在驚慌之際,我才發現MC KU與小Daniel倒在另一邊,MC KU被整個架子壓在身上,一動也不動,我拼命叫喊他的名字,但他還是完全沒有反應,只是死死的貼在地上。小Daniel就在他的身邊,反而沒有受到甚麼傷,只是滿面都是塵埃。我示意他退後一點,他靜靜地退到後面,但他退後時踩在一條鐵枝上面,舖內充斥那清脆的金屬聲。那些瘋狂的門徒像是受到刺激般一邊開著槍一邊衝進來,子彈不斷穿過我旁邊的鐵架,子彈殼像是倒水般瀉在地上,我感受到與死亡之間的距離。他們看見了躺在地上的MC KU,其中一個平頭男死命地向MC KU開槍,我看著子彈一槍一槍打進MC KU的身上,血不斷地濺出來,就好像某個用血製成的噴水池。
 
不知道他現在會寫甚麼Freestyle呢?
 
我想過衝前去拾起躺在地上的平頭男旁的機槍,但我並不是《Matrix》裡的Neo,我身上並沒有躲子彈的程式,就只有一股怒氣,而憤怒對眼前的慘況毫無幫助。這樣衝出去就只有死路一條……萬事皆休了嗎?而所謂最後的走馬燈,出現的不是媽媽,也不是妹妹的臉,居然是與MC KU之前聽過的一段旋律,不知為何那音樂不斷在耳內重播著。

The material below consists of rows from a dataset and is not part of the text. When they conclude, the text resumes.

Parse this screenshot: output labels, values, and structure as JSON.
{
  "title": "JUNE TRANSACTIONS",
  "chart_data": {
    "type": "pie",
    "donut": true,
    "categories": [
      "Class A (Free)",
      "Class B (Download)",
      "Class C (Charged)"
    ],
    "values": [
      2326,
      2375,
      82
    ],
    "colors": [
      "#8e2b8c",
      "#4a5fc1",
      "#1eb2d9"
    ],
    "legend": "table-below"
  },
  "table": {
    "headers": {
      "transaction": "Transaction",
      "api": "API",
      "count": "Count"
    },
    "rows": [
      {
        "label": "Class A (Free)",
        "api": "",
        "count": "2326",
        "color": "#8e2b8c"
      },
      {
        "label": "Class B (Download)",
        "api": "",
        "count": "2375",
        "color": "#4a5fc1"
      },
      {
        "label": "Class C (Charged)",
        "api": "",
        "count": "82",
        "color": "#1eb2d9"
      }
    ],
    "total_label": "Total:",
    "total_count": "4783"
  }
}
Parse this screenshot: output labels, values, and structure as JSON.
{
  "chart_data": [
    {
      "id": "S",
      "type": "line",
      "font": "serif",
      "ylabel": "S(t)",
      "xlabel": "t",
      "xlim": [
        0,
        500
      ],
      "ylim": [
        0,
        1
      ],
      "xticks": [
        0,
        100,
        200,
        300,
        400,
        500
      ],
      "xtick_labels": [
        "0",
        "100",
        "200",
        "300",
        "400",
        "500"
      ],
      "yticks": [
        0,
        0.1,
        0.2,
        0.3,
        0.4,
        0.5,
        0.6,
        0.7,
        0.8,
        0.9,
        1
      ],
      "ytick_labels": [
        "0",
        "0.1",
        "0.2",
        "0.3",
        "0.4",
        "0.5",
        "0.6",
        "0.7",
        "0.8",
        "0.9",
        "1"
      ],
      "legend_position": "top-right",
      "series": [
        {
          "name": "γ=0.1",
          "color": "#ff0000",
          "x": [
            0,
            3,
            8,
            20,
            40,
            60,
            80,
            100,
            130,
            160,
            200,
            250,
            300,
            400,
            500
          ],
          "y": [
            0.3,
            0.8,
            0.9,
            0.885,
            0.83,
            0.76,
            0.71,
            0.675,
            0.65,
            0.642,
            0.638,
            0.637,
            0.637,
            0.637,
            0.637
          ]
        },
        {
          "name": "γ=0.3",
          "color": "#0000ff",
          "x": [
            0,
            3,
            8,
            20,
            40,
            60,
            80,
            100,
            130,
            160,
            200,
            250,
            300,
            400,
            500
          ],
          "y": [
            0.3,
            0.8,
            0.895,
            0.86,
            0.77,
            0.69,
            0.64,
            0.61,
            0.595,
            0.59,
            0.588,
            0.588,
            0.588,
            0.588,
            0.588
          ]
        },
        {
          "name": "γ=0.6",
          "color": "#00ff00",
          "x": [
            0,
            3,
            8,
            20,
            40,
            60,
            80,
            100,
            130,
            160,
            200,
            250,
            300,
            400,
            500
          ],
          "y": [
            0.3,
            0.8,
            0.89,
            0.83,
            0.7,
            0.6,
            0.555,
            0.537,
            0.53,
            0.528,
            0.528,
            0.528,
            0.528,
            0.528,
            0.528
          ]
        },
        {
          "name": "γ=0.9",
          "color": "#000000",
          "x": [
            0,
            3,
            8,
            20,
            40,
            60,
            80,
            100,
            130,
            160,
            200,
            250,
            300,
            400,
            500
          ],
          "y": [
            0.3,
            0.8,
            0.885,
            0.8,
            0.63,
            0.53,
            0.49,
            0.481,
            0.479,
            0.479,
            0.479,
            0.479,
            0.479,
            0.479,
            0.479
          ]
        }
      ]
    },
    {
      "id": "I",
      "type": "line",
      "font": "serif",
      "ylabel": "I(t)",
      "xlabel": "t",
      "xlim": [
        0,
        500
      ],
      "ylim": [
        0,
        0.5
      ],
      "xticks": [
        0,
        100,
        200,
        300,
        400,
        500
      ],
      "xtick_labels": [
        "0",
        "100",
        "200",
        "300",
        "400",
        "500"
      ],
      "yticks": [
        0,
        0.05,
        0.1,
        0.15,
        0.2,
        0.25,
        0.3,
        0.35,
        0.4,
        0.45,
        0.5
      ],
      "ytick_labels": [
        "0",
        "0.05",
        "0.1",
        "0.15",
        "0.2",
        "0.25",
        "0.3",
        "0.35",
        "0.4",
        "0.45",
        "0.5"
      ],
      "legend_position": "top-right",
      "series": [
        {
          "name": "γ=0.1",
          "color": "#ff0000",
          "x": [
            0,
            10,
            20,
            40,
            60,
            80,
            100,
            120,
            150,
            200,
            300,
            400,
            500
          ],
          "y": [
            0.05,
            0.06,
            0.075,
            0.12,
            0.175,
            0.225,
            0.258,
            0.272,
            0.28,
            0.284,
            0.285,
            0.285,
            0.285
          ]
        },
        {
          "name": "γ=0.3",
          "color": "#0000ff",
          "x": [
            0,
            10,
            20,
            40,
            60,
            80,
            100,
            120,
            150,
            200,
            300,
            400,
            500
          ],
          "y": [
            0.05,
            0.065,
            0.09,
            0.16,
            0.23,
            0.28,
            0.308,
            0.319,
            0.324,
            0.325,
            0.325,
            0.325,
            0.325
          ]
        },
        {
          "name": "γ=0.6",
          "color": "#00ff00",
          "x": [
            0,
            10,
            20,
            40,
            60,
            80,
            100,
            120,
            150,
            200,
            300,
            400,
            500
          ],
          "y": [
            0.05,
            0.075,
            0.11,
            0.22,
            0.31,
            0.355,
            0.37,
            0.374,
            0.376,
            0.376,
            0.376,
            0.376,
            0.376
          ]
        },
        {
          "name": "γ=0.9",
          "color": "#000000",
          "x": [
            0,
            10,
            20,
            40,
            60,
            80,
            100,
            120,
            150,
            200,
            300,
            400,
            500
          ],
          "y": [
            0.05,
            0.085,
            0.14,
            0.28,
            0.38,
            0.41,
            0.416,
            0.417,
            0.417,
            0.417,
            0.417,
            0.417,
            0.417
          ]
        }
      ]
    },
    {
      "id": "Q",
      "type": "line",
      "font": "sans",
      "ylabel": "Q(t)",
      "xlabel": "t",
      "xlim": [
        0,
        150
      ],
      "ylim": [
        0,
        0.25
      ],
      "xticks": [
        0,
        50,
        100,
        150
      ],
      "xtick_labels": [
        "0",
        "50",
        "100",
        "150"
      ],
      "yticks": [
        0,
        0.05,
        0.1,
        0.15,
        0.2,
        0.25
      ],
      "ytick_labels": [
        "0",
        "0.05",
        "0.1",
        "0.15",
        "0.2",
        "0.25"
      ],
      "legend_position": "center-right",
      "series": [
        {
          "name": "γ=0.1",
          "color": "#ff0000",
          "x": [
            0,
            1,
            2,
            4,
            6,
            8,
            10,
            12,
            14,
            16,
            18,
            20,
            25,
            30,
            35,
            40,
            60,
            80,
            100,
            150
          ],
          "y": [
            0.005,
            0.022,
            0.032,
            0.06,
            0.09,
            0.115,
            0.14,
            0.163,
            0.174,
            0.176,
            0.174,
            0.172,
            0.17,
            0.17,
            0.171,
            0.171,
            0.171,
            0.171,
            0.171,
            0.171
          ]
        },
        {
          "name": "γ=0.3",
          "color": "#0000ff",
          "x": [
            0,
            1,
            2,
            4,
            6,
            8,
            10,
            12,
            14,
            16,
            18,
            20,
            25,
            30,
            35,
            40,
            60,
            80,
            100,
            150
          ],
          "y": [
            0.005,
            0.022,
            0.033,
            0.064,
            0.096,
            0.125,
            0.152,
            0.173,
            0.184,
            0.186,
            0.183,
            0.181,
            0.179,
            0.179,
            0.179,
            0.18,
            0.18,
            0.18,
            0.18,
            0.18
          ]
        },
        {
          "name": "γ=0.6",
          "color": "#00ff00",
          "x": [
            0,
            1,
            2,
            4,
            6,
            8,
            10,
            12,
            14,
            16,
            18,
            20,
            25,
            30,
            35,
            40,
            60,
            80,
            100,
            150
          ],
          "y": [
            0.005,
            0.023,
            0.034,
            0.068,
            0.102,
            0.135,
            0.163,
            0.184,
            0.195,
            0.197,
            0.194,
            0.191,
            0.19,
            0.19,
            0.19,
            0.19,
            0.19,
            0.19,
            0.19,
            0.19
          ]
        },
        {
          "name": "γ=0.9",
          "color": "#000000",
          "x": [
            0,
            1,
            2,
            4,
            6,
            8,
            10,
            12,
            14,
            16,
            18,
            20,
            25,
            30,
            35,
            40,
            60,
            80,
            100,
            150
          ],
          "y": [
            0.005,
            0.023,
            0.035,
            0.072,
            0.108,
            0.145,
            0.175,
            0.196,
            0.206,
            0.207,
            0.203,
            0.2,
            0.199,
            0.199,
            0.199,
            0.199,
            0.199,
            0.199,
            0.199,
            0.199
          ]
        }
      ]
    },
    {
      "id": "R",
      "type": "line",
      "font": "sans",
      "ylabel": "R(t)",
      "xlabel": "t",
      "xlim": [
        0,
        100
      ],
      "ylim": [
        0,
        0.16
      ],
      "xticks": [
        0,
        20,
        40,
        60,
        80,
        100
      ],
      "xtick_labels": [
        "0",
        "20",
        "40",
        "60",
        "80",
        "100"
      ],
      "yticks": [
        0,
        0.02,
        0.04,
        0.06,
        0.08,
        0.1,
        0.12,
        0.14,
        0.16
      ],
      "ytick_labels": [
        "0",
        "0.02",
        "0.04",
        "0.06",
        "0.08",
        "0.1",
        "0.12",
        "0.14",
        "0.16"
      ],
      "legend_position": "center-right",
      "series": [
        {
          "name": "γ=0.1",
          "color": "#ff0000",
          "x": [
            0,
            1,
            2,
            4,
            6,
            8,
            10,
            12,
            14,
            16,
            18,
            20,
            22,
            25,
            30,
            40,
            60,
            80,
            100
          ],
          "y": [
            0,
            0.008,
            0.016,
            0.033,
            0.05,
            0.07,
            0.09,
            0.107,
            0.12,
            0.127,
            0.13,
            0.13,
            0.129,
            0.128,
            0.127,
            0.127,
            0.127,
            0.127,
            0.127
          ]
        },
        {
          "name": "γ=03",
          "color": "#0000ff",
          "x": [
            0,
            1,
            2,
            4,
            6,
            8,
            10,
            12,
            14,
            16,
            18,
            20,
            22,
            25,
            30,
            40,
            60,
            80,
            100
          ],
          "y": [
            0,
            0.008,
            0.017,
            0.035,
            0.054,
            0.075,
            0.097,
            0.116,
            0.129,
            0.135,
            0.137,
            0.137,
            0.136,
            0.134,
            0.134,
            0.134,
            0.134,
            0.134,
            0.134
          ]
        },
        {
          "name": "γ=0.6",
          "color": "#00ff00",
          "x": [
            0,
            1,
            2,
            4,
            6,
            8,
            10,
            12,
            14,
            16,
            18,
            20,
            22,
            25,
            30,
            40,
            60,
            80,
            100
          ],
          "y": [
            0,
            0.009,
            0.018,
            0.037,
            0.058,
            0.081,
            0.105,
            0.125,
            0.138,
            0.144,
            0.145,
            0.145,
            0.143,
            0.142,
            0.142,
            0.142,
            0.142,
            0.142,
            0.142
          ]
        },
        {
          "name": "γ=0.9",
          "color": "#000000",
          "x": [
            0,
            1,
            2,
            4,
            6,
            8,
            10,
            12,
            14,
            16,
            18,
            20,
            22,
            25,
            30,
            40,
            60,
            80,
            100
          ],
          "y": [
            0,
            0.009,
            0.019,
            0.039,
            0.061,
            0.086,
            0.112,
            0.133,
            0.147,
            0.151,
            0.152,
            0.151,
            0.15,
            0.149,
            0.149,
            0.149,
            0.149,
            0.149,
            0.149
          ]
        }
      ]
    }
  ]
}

音樂:https://www.youtube.com/watch?v=3JFB2qQFuOM
 
或者MC KU會馬上從地上爬起來跟我一起Freestyle,不過從他身上的彈痕,還有地上誇張的出血量,我知道一切都只是死前的幻想。而這動人的音樂節奏在數秒後就會馬上消失,甚麼都不剩。思想、對抗、情感,一切都會埋在深深的死亡之中。人面對死亡都是無力的,不管你有多麼的強壯,思想有多麼的精闢獨到,生命中行了多少善事,死亡都會給予平等的審判,無一例外。我想一路之來死去的人,嫻姨、饒舌小組、媽媽、舊社區中心裡的人、良景邨的少年、袁穎,還有現在躺在地上的MC KU,他們的死為這世界帶來了甚麼意義。
 
最後的最後我甚麼都沒有想,只是輕輕的閉上眼,等待死亡的來臨。
 
下一秒我就會和死去的人成為相同的存在。